Água mole

Jorge Cordeiro

O sen­tido do muito po­pular di­tado sobre o que se es­pera de “água mole em pedra dura” está em vias de ser di­na­mi­tado pelo PS. Po­li­ti­ca­mente fa­lando, seja pela mo­leza das suas ati­tudes, seja pela bran­dura e con­des­cen­dência com as op­ções do Go­verno PSD/​CDS, o que a di­reita pode ter por certo e ga­ran­tido é que, com a água vinda da­quele lado, para lá de uns pingos in­có­modos ou ar­re­li­a­dores, não é dali que vem o risco de ver fu­rados os seus ob­jec­tivos de pros­se­guir o rumo de ex­plo­ração e in­jus­tiças.
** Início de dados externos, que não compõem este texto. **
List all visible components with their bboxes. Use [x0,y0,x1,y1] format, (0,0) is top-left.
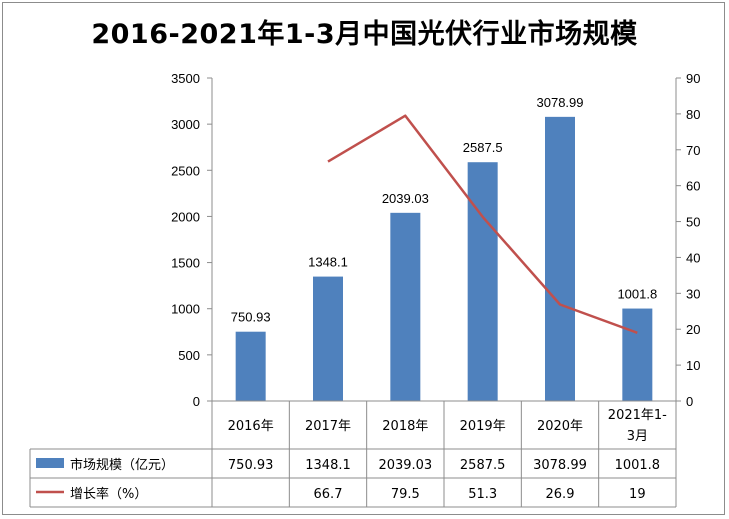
category-label: 2020年 [537,419,583,434]
category-label: 2018年 [382,419,428,434]
y-left-tick-label: 2000 [171,209,200,224]
bar-data-label: 3078.99 [537,95,584,110]
y-left-tick-label: 1000 [171,302,200,317]
y-right-tick-label: 90 [686,71,700,86]
bar [390,212,421,401]
legend-label-bars: 市场规模（亿元） [70,457,174,473]
category-label: 2016年 [228,419,274,434]
category-label: 2017年 [305,419,351,434]
bar-data-label: 1001.8 [617,287,657,302]
y-left-tick-label: 3500 [171,71,200,86]
bar-data-label: 750.93 [231,310,271,325]
category-label: 3月 [627,429,648,444]
table-cell-market-size: 2039.03 [378,458,432,473]
bar [545,116,575,401]
bar [467,162,498,401]
bar-data-label: 2039.03 [382,191,429,206]
legend-key-bars [36,458,64,468]
y-left-tick-label: 0 [193,394,200,409]
bar-data-label: 2587.5 [463,140,503,155]
y-right-tick-label: 0 [686,394,693,409]
y-left-tick-label: 500 [178,348,200,363]
y-right-tick-label: 70 [686,143,700,158]
y-right-tick-label: 20 [686,322,700,337]
y-left-tick-label: 1500 [171,256,200,271]
y-left-tick-label: 3000 [171,117,200,132]
y-left-tick-label: 2500 [171,163,200,178]
y-right-tick-label: 50 [686,215,700,230]
table-cell-market-size: 750.93 [228,458,274,473]
table-cell-growth-rate: 66.7 [314,487,343,502]
bar [313,276,343,401]
table-cell-market-size: 3078.99 [533,458,587,473]
table-cell-growth-rate: 79.5 [391,487,420,502]
table-cell-market-size: 2587.5 [460,458,506,473]
bar [622,308,653,401]
category-label: 2021年1- [608,408,667,423]
bar [235,331,266,401]
y-right-tick-label: 60 [686,179,700,194]
y-right-tick-label: 40 [686,250,700,265]
table-cell-growth-rate: 19 [629,487,646,502]
chart-title: 2016-2021年1-3月中国光伏行业市场规模 [91,19,638,50]
table-cell-growth-rate: 26.9 [546,487,575,502]
table-cell-growth-rate: 51.3 [468,487,497,502]
table-cell-market-size: 1348.1 [305,458,351,473]
category-label: 2019年 [460,419,506,434]
bar-data-label: 1348.1 [308,255,348,270]
table-cell-market-size: 1001.8 [615,458,661,473]
y-right-tick-label: 10 [686,358,700,373]
y-right-tick-label: 80 [686,107,700,122]
legend-label-line: 增长率（%） [70,486,147,502]
y-right-tick-label: 30 [686,286,700,301]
Não é o muito es­bra­cejar ou um atirar de frases para o ar, mais ou menos al­tis­so­nantes, que in­co­mo­dará o ac­tual Go­verno, tanto mais quanto sabe que, do lado do PS, en­contra o con­forto de que ne­ces­sita sempre que de­cidir de ques­tões es­sen­ciais à gula e in­te­resses do grande ca­pital. Soa a falso, pior, atinge o li­miar do cho­cante ouvir o Se­cre­tário-Geral do PS acusar o PSD de go­vernar “para uma mi­noria” ou res­pon­sa­bi­lizar Luís Mon­te­negro de ser o “prin­cipal agente da ins­ta­bi­li­dade po­lí­tica em Por­tugal”.

Para quem, como o PS, acabou de ga­rantir o apoio e votos que as­se­gu­rarão a essa mi­noria de grupos eco­nó­micos um novo bodo, por via da re­dução do IRC, que lhes dará mais umas largas cen­tenas de mi­lhões de euros, a somar aos mi­lhares de mi­lhões que já hoje em­bolsam, bem se pode dizer que, pe­rante afir­ma­ções destas, mais avi­sado seria ficar ca­lado. So­brará apesar de tudo essa es­cla­re­ce­dora con­fissão de que, por parte do PS, os par­tidos do Go­verno – e já agora Chega e IL, dis­pen­sados de as­sumir o que de­fendem a partir da margem que a cum­pli­ci­dade so­ci­a­lista com a agenda ex­plo­ra­dora em curso lhes dá – podem pros­se­guir sem grande ins­ta­bi­li­dade os seus pro­jectos e op­ções.

E de pouco va­lerá que agora a nova di­recção do PS es­palhe aos quatro ventos a sua in­tenção de fazer uma “opo­sição dura” se ela se tra­duzir, como se vê, na­quela frou­xidão das “abs­ten­ções vi­o­lentas” que, pro­cla­madas há uma dé­cada, agora estão re­cu­pe­radas por in­teiro.